Çaycı kadını süzdükten sonra parmağıyla aşağıya giden yolu işaret etti. "Şu yolu takip ettin mi bulursun."

Songül teşekkür ettikten sonra bir şey konuşulmasına fırsat vermeden yürümeye başladı. Elinde valiziyle köylerine gelen kadın, köylülerin dikkatini çekmişti.

*

Jandarma aracı köye girdikten sonra çoğu kişinin gözü oraya dönmüştü. Geldiğini düşündükleri öğretmeni karşılamak için ayağa kalktı kahvedekiler. Yüzbaşı ayağa kalkanları görünce erine, arabayı durdurmasını emretti. Kapıyı açıp indiklerinde yanlarında kimsenin olmadığını anlamalarıyla yüzleri düşmeye başlamıştı.

"Emin yüzbaşı, muallim yok mu?"

"Yok Ahmet amca. İstanbul'da ki rahatını bozmak istemedi herhalde."

"Çocuklarda pek heves ettiydi. Allah razı olsun siz de geldiğinizden beri öğretmeye çalışıyonuz da muallim farklı olurdu."

"Haklısın Rıza amca ama yapacak bir şey yok. Biz elimizden geldiğince derslere devam edeceğiz. Siz çocukları okula yollamaktan geri durmayın." dedi Emin. Ardından arkasını dönüp erlere seslendi. "Muhtara haber edeceğim. Siz karakola geçin."

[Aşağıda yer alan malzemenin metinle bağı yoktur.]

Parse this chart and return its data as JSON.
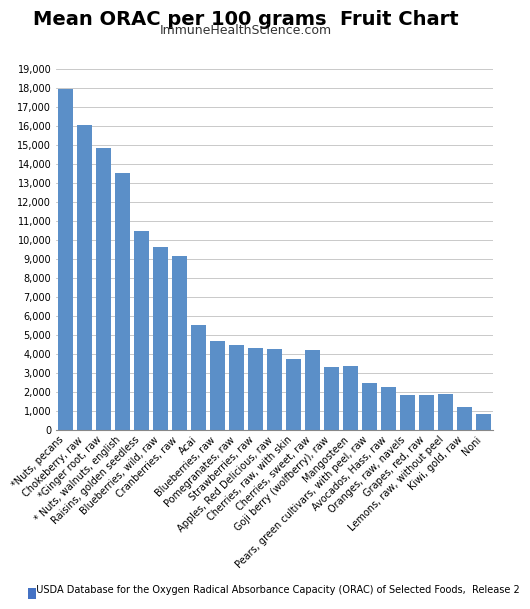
{
  "title": "Mean ORAC per 100 grams  Fruit Chart",
  "subtitle": "ImmuneHealthScience.com",
  "categories": [
    "*Nuts, pecans",
    "Chokeberry, raw",
    "*Ginger root, raw",
    "* Nuts, walnuts, english",
    "Raisins, golden seedless",
    "Blueberries, wild, raw",
    "Cranberries, raw",
    "Acai",
    "Blueberries, raw",
    "Pomegranates, raw",
    "Strawberries, raw",
    "Apples, Red Delicious, raw",
    "Cherries, raw, with skin",
    "Cherries, sweet, raw",
    "Goji berry (wolfberry), raw",
    "Mangosteen",
    "Pears, green cultivars, with peel, raw",
    "Avocados, Hass, raw",
    "Oranges, raw, navels",
    "Grapes, red, raw",
    "Lemons, raw, without peel",
    "Kiwi, gold, raw",
    "Noni"
  ],
  "values": [
    17940,
    16062,
    14840,
    13541,
    10450,
    9621,
    9150,
    5500,
    4669,
    4479,
    4302,
    4275,
    3747,
    4226,
    3290,
    3380,
    2490,
    2256,
    1819,
    1837,
    1900,
    1210,
    859
  ],
  "bar_color": "#5b8fc8",
  "legend_color": "#4472c4",
  "legend_text": "USDA Database for the Oxygen Radical Absorbance Capacity (ORAC) of Selected Foods,  Release 2",
  "ylim": [
    0,
    19000
  ],
  "yticks": [
    0,
    1000,
    2000,
    3000,
    4000,
    5000,
    6000,
    7000,
    8000,
    9000,
    10000,
    11000,
    12000,
    13000,
    14000,
    15000,
    16000,
    17000,
    18000,
    19000
  ],
  "background_color": "#ffffff",
  "grid_color": "#c0c0c0",
  "title_fontsize": 14,
  "subtitle_fontsize": 9,
  "tick_fontsize": 7,
  "legend_fontsize": 7
}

Nizami adımlarla yokuş aşağı giden yola saptı. Muhtarlığa varana kadar bir dal sigarayı bitirmeyi de ihmal etmemişti . Kenarda bulunan çöp kutularından birine fırlattı elindeki izmariti. Köyün en lüks yeri olan Muhtarlığa girdiğinde aradığı adam da tuvaletten çıkıyordu.

"Muhtar, günaydın."

"Günaydın yüzbaşı." dedi muhtar gülerek. Emin, neden güldüğünü ve öğretmenin yanında olmadığını sorgulamamasına takılırken konuştu.

"Muallim gelmedi."

Muhtar kaşlarını çattı. Yine de dudaklarındaki tebessüm eksilmemişti. "Nasıl gelmemiş?"

"Uğraştırma muhtar. Garajda değildi. Gelmemiş işte."

Muhtar anlayışla gülümsedi. "Öğretmen içeride." dedi öğretmeni vurgulayarak. Daha sonra odasını gösterdi. Emin kaşlarını çattı. "Nasıl içeride?"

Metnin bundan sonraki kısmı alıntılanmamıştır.